Lordstown officials want public to urge state to continue tangible personal property tax reimbursements


By Ed Runyan

runyan@vindy.com

LORDSTOWN

School officials say the district will lose 20 percent of its revenue if the state eliminates the remainder of the tangible personal property reimbursements it gets.

Superintendent Terry Armstrong said at a news event Monday that students delivered 2,600 letters to state officials a couple weeks ago urging them to continue the funding at the same rate. But Armstrong also wants the public to send the same message.

A final decision must be made by June 30, when Gov. John Kasich is required to sign the next two-year budget.

Some of Lordtown’s TPP funding already has been eliminated, but it still gets $1.6 million annually, Armstrong said. It is one of 120 school districts in Ohio that receive the funding.

TPP was charged to businesses in Ohio, but state officials eliminated it in 2005 under Gov. Bob Taft to help with business development.

At the time, state officials said all government bodies and schools that received the money would be reimbursed 100 percent through other revenues.

Eventually, they began to phase out the reimbursements anyway, Armstrong said.

“We just want them to keep that promise,” he said.

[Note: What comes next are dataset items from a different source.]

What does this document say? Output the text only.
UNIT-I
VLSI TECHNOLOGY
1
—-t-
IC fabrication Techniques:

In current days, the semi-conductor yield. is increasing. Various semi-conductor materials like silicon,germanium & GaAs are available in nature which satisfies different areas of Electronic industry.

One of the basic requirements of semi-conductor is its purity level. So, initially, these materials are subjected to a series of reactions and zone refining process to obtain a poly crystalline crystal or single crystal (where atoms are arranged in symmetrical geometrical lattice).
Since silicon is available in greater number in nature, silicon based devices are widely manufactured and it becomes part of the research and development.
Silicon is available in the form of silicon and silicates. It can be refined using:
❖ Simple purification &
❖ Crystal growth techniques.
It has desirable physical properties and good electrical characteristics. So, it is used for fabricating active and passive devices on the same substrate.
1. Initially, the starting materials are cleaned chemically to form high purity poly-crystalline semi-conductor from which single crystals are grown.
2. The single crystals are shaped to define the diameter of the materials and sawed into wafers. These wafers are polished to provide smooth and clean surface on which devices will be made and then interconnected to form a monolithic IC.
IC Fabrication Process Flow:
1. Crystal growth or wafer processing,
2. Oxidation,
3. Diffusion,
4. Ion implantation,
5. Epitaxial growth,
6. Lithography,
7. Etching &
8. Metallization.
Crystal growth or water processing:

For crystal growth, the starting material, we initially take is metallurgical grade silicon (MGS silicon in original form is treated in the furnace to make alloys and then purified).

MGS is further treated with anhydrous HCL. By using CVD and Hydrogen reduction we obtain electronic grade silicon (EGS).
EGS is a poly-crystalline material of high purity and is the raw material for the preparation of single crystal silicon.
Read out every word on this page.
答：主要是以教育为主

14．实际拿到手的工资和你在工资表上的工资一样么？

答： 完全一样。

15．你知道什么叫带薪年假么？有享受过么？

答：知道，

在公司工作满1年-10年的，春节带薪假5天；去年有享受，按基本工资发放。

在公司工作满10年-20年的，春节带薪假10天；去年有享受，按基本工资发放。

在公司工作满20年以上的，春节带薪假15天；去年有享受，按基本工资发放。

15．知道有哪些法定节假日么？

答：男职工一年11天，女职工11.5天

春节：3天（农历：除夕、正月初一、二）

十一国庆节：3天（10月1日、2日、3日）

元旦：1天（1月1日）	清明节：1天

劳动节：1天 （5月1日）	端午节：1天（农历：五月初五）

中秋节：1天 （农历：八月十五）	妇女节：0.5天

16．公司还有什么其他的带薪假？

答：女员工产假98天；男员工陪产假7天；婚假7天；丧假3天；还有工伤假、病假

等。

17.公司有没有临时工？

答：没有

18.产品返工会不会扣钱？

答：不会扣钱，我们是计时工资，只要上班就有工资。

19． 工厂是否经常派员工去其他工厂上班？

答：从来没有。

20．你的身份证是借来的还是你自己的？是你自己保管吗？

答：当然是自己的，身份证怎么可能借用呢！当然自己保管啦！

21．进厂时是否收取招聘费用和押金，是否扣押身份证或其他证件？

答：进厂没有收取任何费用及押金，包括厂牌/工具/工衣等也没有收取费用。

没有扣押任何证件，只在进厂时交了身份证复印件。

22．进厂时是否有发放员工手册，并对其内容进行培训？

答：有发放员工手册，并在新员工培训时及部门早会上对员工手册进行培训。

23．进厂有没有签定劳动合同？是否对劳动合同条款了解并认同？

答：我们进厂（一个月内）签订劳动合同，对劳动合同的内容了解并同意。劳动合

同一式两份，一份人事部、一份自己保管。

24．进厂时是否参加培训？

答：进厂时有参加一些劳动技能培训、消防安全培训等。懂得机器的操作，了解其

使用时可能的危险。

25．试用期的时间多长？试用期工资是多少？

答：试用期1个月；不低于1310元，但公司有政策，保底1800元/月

When a member of the audience asked how state officials justify breaking a promise, Armstrong said they usually indicate that the promise was made by a “different Legislature,” and none of those legislators are still in office because of term limits.

“I don’t see how we will be able to operate the way we do now with this 20 percent” cut, Lordstown Board of Education member Tracie Allen said. “If you take 20 percent away from your personal budget, it’s going to make some changes to your everyday life.”

State Rep. Glenn Holmes, D-65th of McDonald, said the reimbursements are being eliminated through complicated formulas that take into account the economic health of the government bodies and school districts getting it.

Holmes said the formula takes into account that the school district will get about $1 million annually in new revenue from the Lordstown Energy Center power plant that is being constructed.

Armstrong said Lordstown has the second-lowest tax rate in the county. “We want to keep it that way,” he said.